Top jailer of journalists
Moaiery is one of at least 95 journalists imprisoned in Iran since last September, according to media rights groups. Many were arrested for covering the protests that erupted after the death of Mahsa Amini, a young Kurdish woman who died while in police custody.
At least 24 of those were women, making Iran the top jailer of both journalists and women journalists in the world.
As Moaiery said in a written statement shared with VOA, “I am receiving this award while the job of journalist has disappeared in my country.”
Muñoz agrees.
“We feel really strongly that these journalists are not getting the attention that they deserve because it is being subsumed as part of this general protest where hundreds of women are being targeted,” Muñoz told VOA. “And we feel that the distinction here is absolutely critical — that these women are being targeted because of their work and because they’re women, not necessarily because they are participating in part of a public protest.”
Also of concern, said Muñoz, are accounts of women “in Iranian prisons being sexually assaulted.”
“They’re also being beaten. They’re also being tortured in other ways that, of course, we have heard [that] men experience, but there is always that added element that has to do with their gender,” Muñoz told VOA.
Iran’s mission at the United Nations did not respond to VOA’s emailed request for comment.
Crackdown on dissent
Media coverage of the protest movement may have lessened in recent months, but the protests are still taking place, even if on a smaller scale, said Yeganeh Rezaian, a senior researcher at the New York-based Committee to Protect Journalists, or CPJ.
And authorities are still arresting journalists and putting others on trial. Just this week, Niloofar Hamedi and Elahe Mohammadi, who were among the first to be arrested for their coverage of Amini’s case, appeared before a Tehran court for a second trial. They have already spent more than 300 days in prison.
Adding to the pressures, many of those released on bail are banned from working in media while they await summons to begin their sentence. With no means of making a living and uncertainty about when they will be taken to prison, many must rely on friends and family for support.
“Everyone has been kept in darkness and uncertainty,” said Rezaian.
Iran has long used harsh treatment to send a message to its critics. Doing so, she said, is “meant to send an alarm to everyone else that this is going to be your destiny if you keep doing what you’re doing or if you do similar things like your other colleagues.”
But journalists like Moaiery refuse to be silenced.
Rezaian, who knows Moaiery from her time living and working as a journalist in Iran, refers to her friend and colleague as “fearless and very fierce.”
She cites Moaiery’s work not only in war zones, but also at home in Iran, documenting young women’s struggles with mandatory hijab, and always being one of the first to cover nationwide protests.
“She was arrested in the very first week of [the 2022] protests, which shows how much she was willing to risk,” Rezaian told VOA. “And this is not the first time that her perseverance got her into the hands of the officials because she has done this many, many times for the good of the country and the women and the stories that she covers.”

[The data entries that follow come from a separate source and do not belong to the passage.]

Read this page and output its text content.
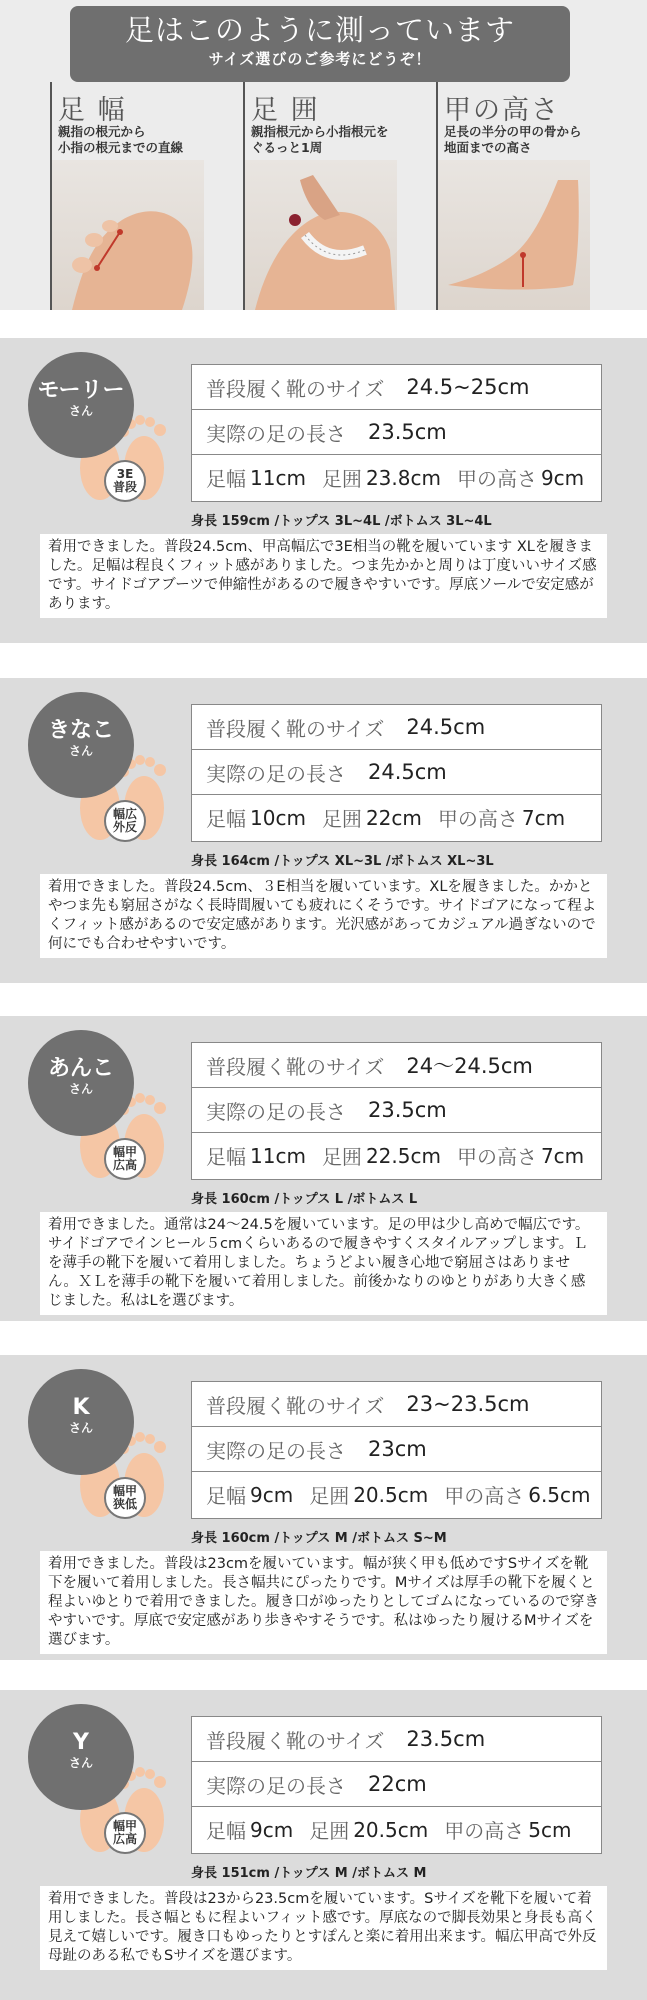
足はこのように測っています
サイズ選びのご参考にどうぞ！
足 幅
親指の根元から
小指の根元までの直線
足 囲
親指根元から小指根元を
ぐるっと1周
甲の高さ
足長の半分の甲の骨から
地面までの高さ
モーリー
さん
3E
普段
普段履く靴のサイズ 24.5~25cm
実際の足の長さ 23.5cm
足幅 11cm 足囲 23.8cm 甲の高さ 9cm
身長 159cm /トップス 3L~4L /ボトムス 3L~4L
着用できました。普段24.5cm、甲高幅広で3E相当の靴を履いています XLを履きました。足幅は程良くフィット感がありました。つま先かかと周りは丁度いいサイズ感です。サイドゴアブーツで伸縮性があるので履きやすいです。厚底ソールで安定感があります。
きなこ
さん
幅広
外反
普段履く靴のサイズ 24.5cm
実際の足の長さ 24.5cm
足幅 10cm 足囲 22cm 甲の高さ 7cm
身長 164cm /トップス XL~3L /ボトムス XL~3L
着用できました。普段24.5cm、３E相当を履いています。XLを履きました。かかとやつま先も窮屈さがなく長時間履いても疲れにくそうです。サイドゴアになって程よくフィット感があるので安定感があります。光沢感があってカジュアル過ぎないので何にでも合わせやすいです。
あんこ
さん
幅甲
広高
普段履く靴のサイズ 24〜24.5cm
実際の足の長さ 23.5cm
足幅 11cm 足囲 22.5cm 甲の高さ 7cm
身長 160cm /トップス L /ボトムス L
着用できました。通常は24〜24.5を履いています。足の甲は少し高めで幅広です。サイドゴアでインヒール５cmくらいあるので履きやすくスタイルアップします。Ｌを薄手の靴下を履いて着用しました。ちょうどよい履き心地で窮屈さはありません。ＸＬを薄手の靴下を履いて着用しました。前後かなりのゆとりがあり大きく感じました。私はLを選びます。
K
さん
幅甲
狭低
普段履く靴のサイズ 23~23.5cm
実際の足の長さ 23cm
足幅 9cm 足囲 20.5cm 甲の高さ 6.5cm
身長 160cm /トップス M /ボトムス S~M
着用できました。普段は23cmを履いています。幅が狭く甲も低めですSサイズを靴下を履いて着用しました。長さ幅共にぴったりです。Mサイズは厚手の靴下を履くと程よいゆとりで着用できました。履き口がゆったりとしてゴムになっているので穿きやすいです。厚底で安定感があり歩きやすそうです。私はゆったり履けるMサイズを選びます。
Y
さん
幅甲
広高
普段履く靴のサイズ 23.5cm
実際の足の長さ 22cm
足幅 9cm 足囲 20.5cm 甲の高さ 5cm
身長 151cm /トップス M /ボトムス M
着用できました。普段は23から23.5cmを履いています。Sサイズを靴下を履いて着用しました。長さ幅ともに程よいフィット感です。厚底なので脚長効果と身長も高く見えて嬉しいです。履き口もゆったりとすぽんと楽に着用出来ます。幅広甲高で外反母趾のある私でもSサイズを選びます。
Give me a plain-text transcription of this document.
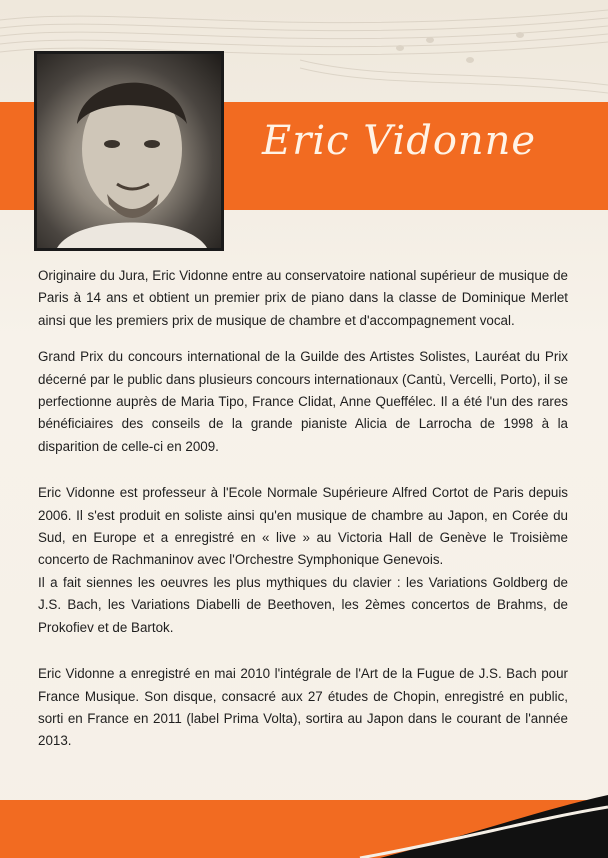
Eric Vidonne

Originaire du Jura, Eric Vidonne entre au conservatoire national supérieur de musique de Paris à 14 ans et obtient un premier prix de piano dans la classe de Dominique Merlet ainsi que les premiers prix de musique de chambre et d'accompagnement vocal.

Grand Prix du concours international de la Guilde des Artistes Solistes, Lauréat du Prix décerné par le public dans plusieurs concours internationaux (Cantù, Vercelli, Porto), il se perfectionne auprès de Maria Tipo, France Clidat, Anne Queffélec. Il a été l'un des rares bénéficiaires des conseils de la grande pianiste Alicia de Larrocha de 1998 à la disparition de celle-ci en 2009.

Eric Vidonne est professeur à l'Ecole Normale Supérieure Alfred Cortot de Paris depuis 2006. Il s'est produit en soliste ainsi qu'en musique de chambre au Japon, en Corée du Sud, en Europe et a enregistré en « live » au Victoria Hall de Genève le Troisième concerto de Rachmaninov avec l'Orchestre Symphonique Genevois.

Il a fait siennes les oeuvres les plus mythiques du clavier : les Variations Goldberg de J.S. Bach, les Variations Diabelli de Beethoven, les 2èmes concertos de Brahms, de Prokofiev et de Bartok.

Eric Vidonne a enregistré en mai 2010 l'intégrale de l'Art de la Fugue de J.S. Bach pour France Musique. Son disque, consacré aux 27 études de Chopin, enregistré en public, sorti en France en 2011 (label Prima Volta), sortira au Japon dans le courant de l'année 2013.
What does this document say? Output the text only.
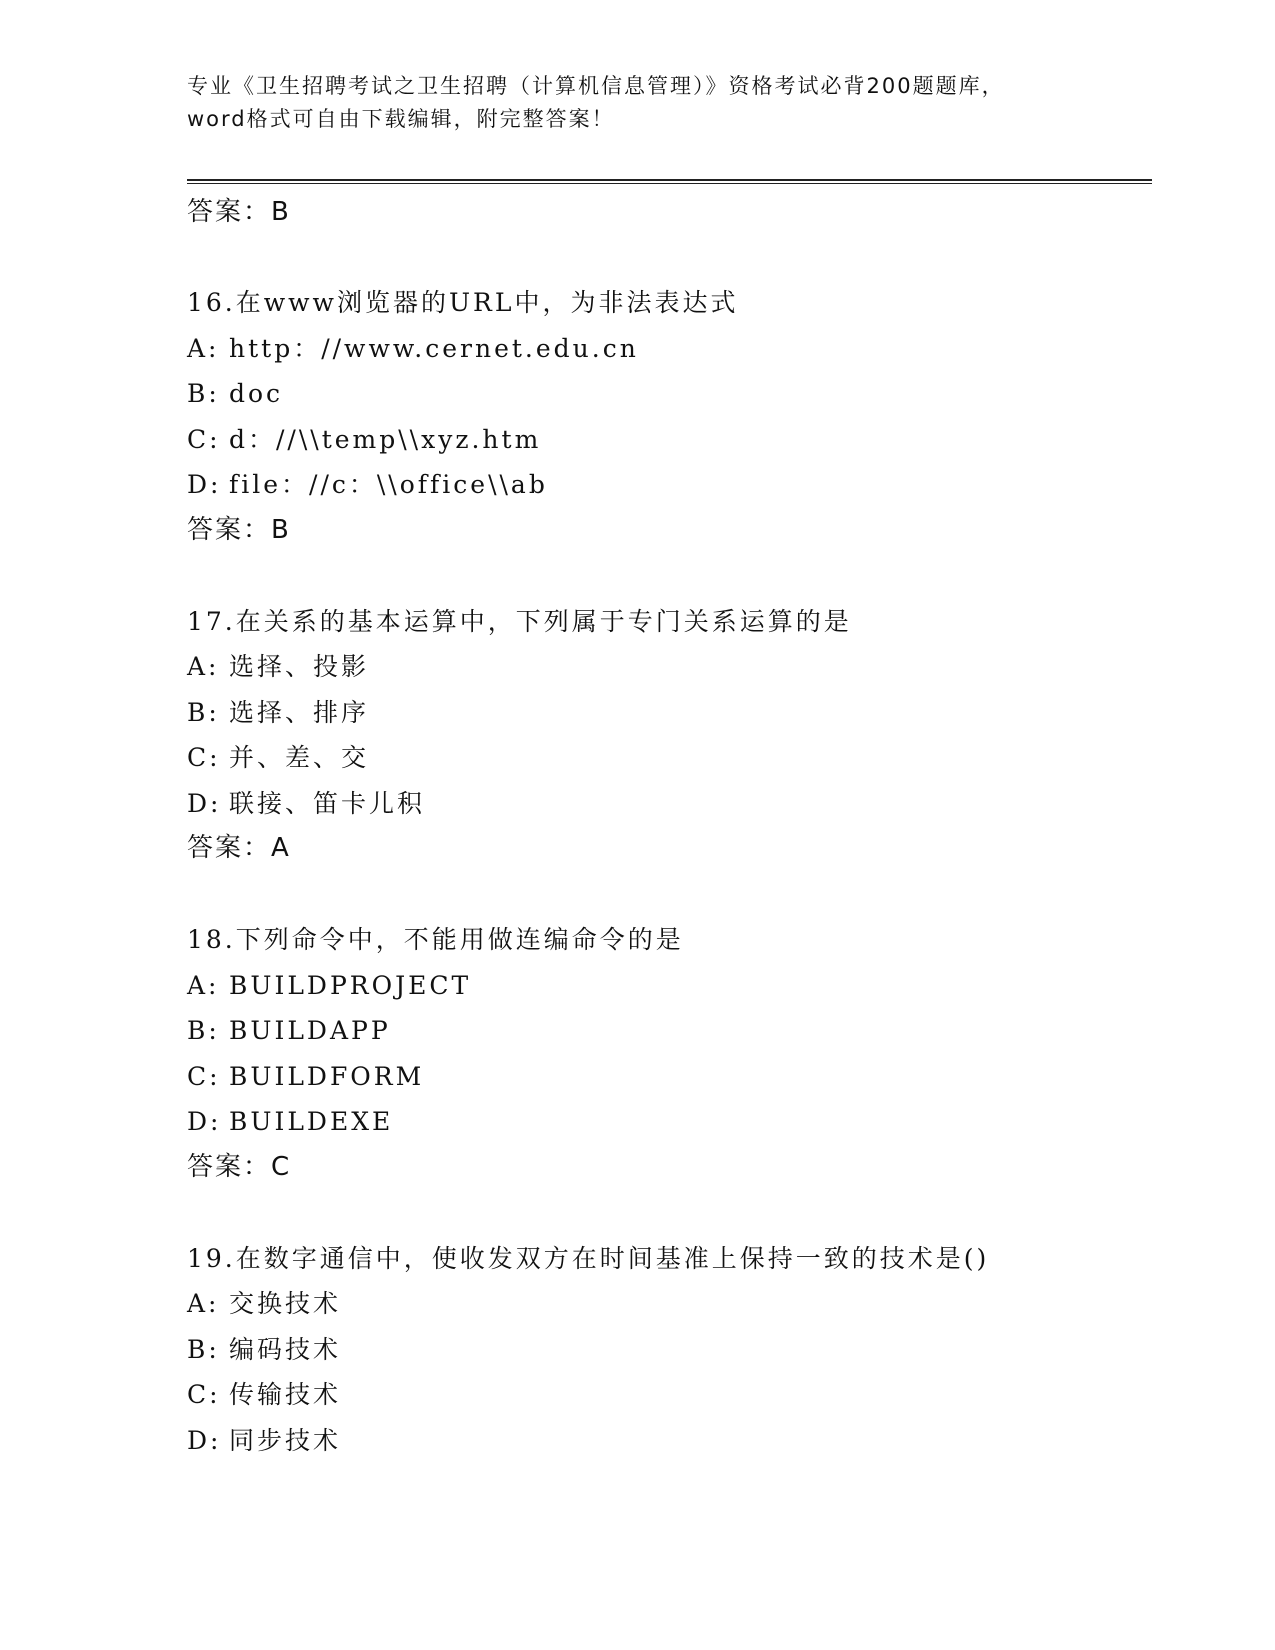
专业《卫生招聘考试之卫生招聘（计算机信息管理）》资格考试必背200题题库，
word格式可自由下载编辑，附完整答案！
答案：B
16.在www浏览器的URL中，为非法表达式
A: http：//www.cernet.edu.cn
B: doc
C: d：//\\temp\\xyz.htm
D: file：//c：\\office\\ab
答案：B
17.在关系的基本运算中，下列属于专门关系运算的是
A: 选择、投影
B: 选择、排序
C: 并、差、交
D: 联接、笛卡儿积
答案：A
18.下列命令中，不能用做连编命令的是
A: BUILDPROJECT
B: BUILDAPP
C: BUILDFORM
D: BUILDEXE
答案：C
19.在数字通信中，使收发双方在时间基准上保持一致的技术是()
A: 交换技术
B: 编码技术
C: 传输技术
D: 同步技术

While Rezaian is grateful that Moaiery has received recognition for her courage, she hopes the award will bring attention to the dozens of other journalists and the many women who are struggling under the Iranian regime.
Moaiery echoed Rezaian’s sentiments.
“Journalists are threatened and arrested every moment, and two of our colleagues are still in prison for more than 300 days,” she wrote in a statement shared with VOA.
“Apart from the problems and issues of a journalism job, as women every day we are facing the violation of civil rights and the risk of being arrested for [not] wearing a voluntary hijab.”
She added, “Receiving such award for me and other Iranian women means that our voices are heard.”